Moving away from the realm of debate, we have another category of special operators, namely content specialists. These are scholars, who have dedicated their lifetime to one particular topic or focused area of study. One example would be Clay Jones, who has dedicated most of his career to studying genocide and the problem of human evil. Another content specialists, this time on one particular argument for theism, is Robin Collins, who has published extensively on the cosmological fine-tuning for the universe. In the area of Philosophy of Mind, there are none better than Richard Swinburne or J.P. Moreland. Other content specialists include: Gary Habermas for the Resurrection of Jesus, Michael Brown for Jewish Apologetics, and Craig Keener for New Testament studies and Miracles. Obviously there are many others who could be mentioned under this category, but these few special operators should provide any young Christian or questioning skeptic with enough material to get the journey started.

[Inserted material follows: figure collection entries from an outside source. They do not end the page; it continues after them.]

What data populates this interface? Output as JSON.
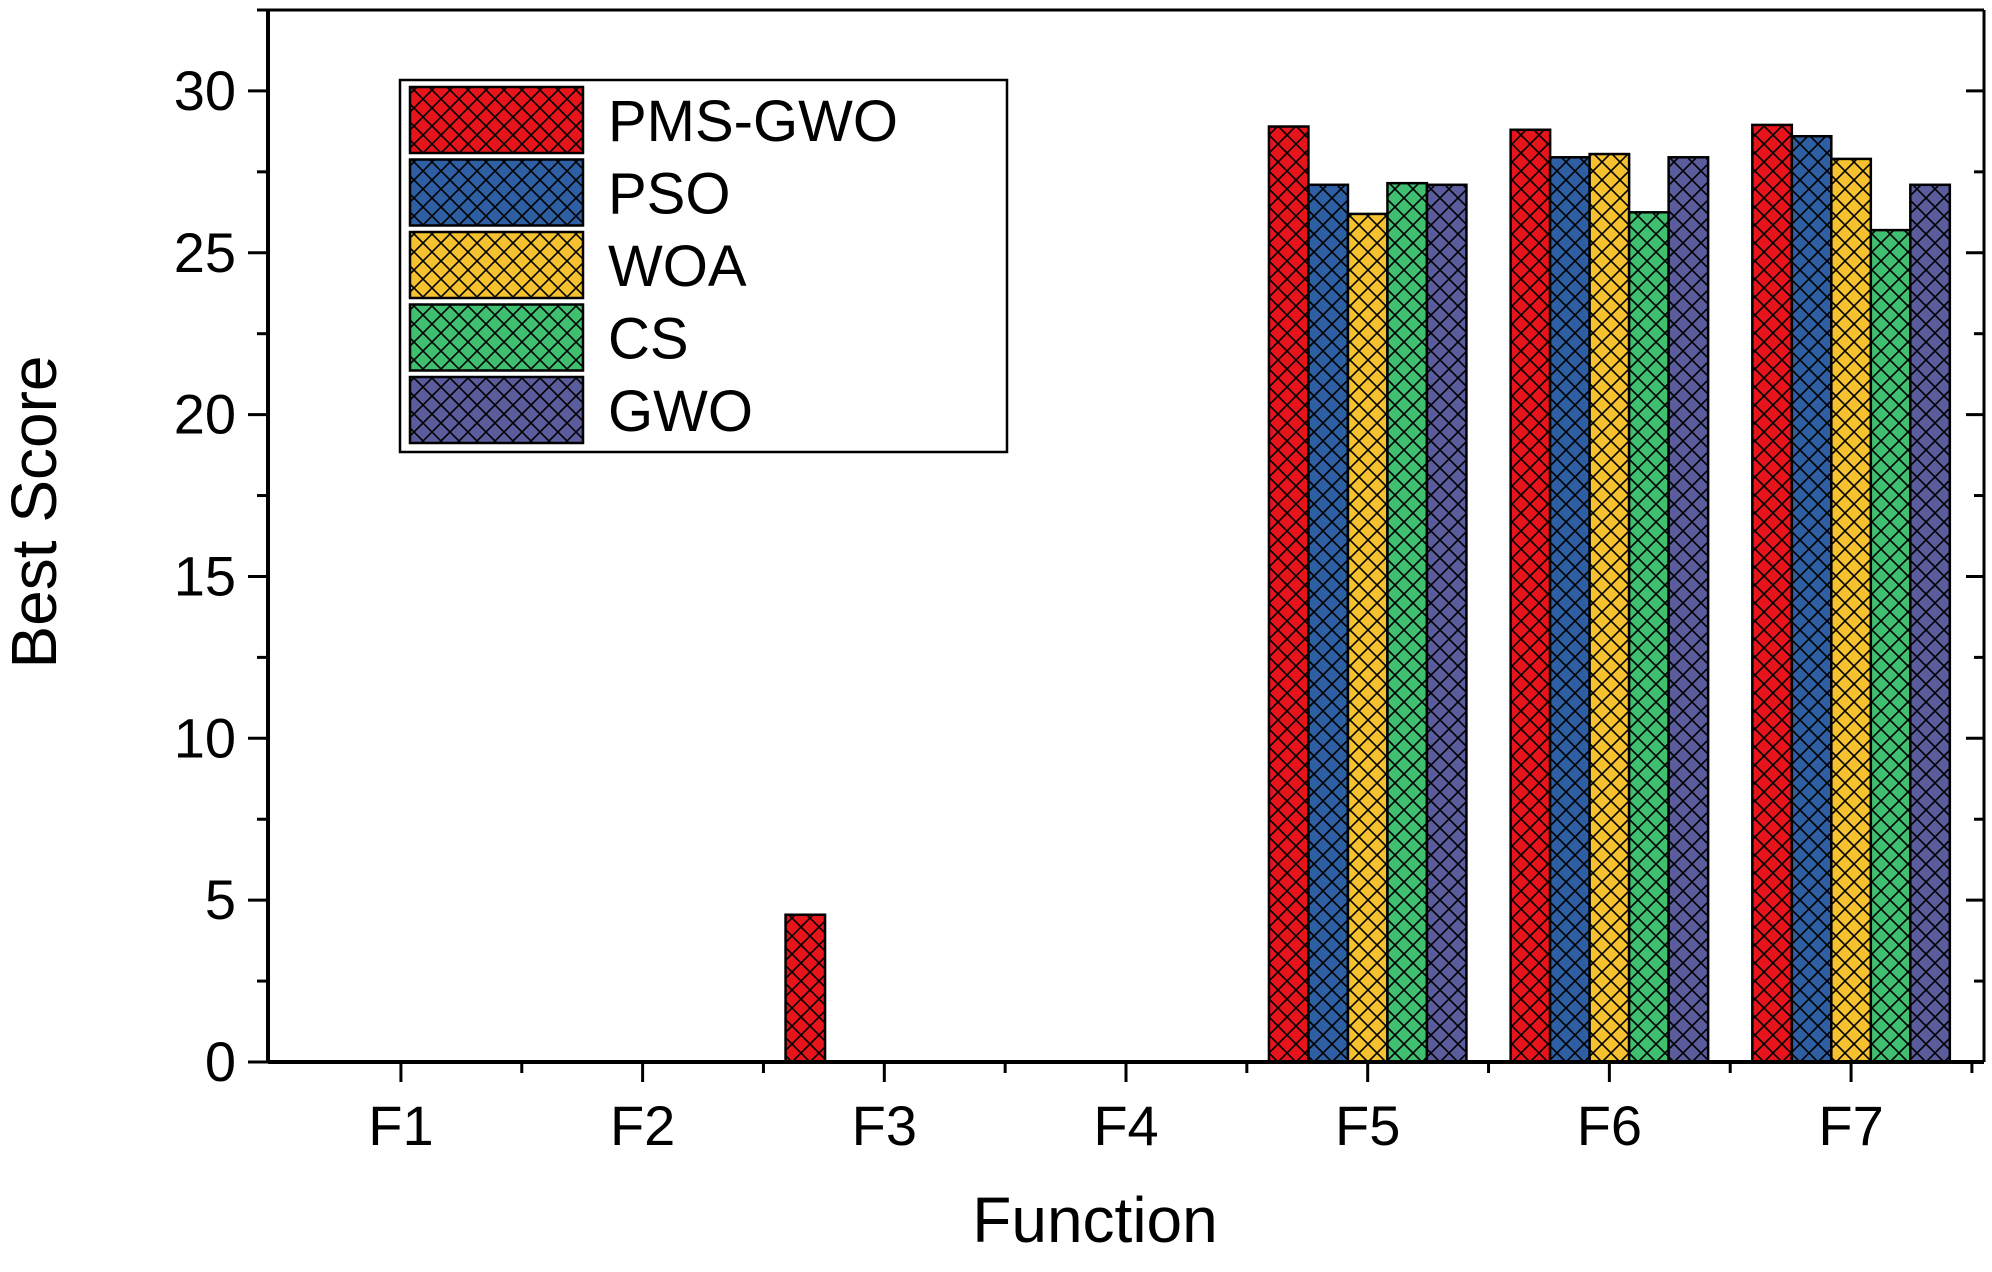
{
  "chart_data": {
    "type": "bar",
    "title": "",
    "xlabel": "Function",
    "ylabel": "Best Score",
    "ylim": [
      0,
      32.5
    ],
    "yticks": [
      0,
      5,
      10,
      15,
      20,
      25,
      30
    ],
    "grid": false,
    "legend_position": "top-left",
    "bar_pattern": "crosshatch",
    "categories": [
      "F1",
      "F2",
      "F3",
      "F4",
      "F5",
      "F6",
      "F7"
    ],
    "series": [
      {
        "name": "PMS-GWO",
        "color": "#e8141b",
        "values": [
          0,
          0,
          4.55,
          0,
          28.9,
          28.8,
          28.95
        ]
      },
      {
        "name": "PSO",
        "color": "#2e5fa3",
        "values": [
          0,
          0,
          0,
          0,
          27.1,
          27.95,
          28.6
        ]
      },
      {
        "name": "WOA",
        "color": "#f6c12e",
        "values": [
          0,
          0,
          0,
          0,
          26.2,
          28.05,
          27.9
        ]
      },
      {
        "name": "CS",
        "color": "#3fbf6f",
        "values": [
          0,
          0,
          0,
          0,
          27.15,
          26.25,
          25.7
        ]
      },
      {
        "name": "GWO",
        "color": "#5a5c9c",
        "values": [
          0,
          0,
          0,
          0,
          27.1,
          27.95,
          27.1
        ]
      }
    ]
  }
}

Finally, I should make mention of other Apologists, who can only be regarded as something like “all-stars” or “past heroes.” Literary geniuses like C.S. Lewis or G.K. Chesterton fall into this category. Also in the second half of the 20th century, men like Chuck Colson and Francis Schaeffer will be immediately recognized by most western Evangelical Christians, and perhaps even by several Catholic and mainline Protestants. Colson might even be known to non-Evangelicals for his role in the Watergate scandal during the Nixon administration, as opposed to the dynamic Christian life that followed his prison sentence. Francis Schaeffer has left a legacy on late 20th century Christian thought that is hard to fully gauge. That said, all of these men are now considered giants of contemporary Christian Apologetics and their books and essays on the Christian life live on. The first book my wife and I read together was Colson and Pearcey’s How Now Shall we Live?, a great starter for anyone interested in defending their faith and understanding other worldviews.
This post wraps up a series of posts related to mapping out the landscape of Christian Apologetics. At this point I hope that I have provided any reader, Christian or non-Christian, with a simple overview of Apologetics that will be helpful in their search for Truth. Obviously the military metaphor is only one way to understand the world of Apologetics, but its one that I think fits well and can help guide us through, what for many, is still a relatively undiscovered country.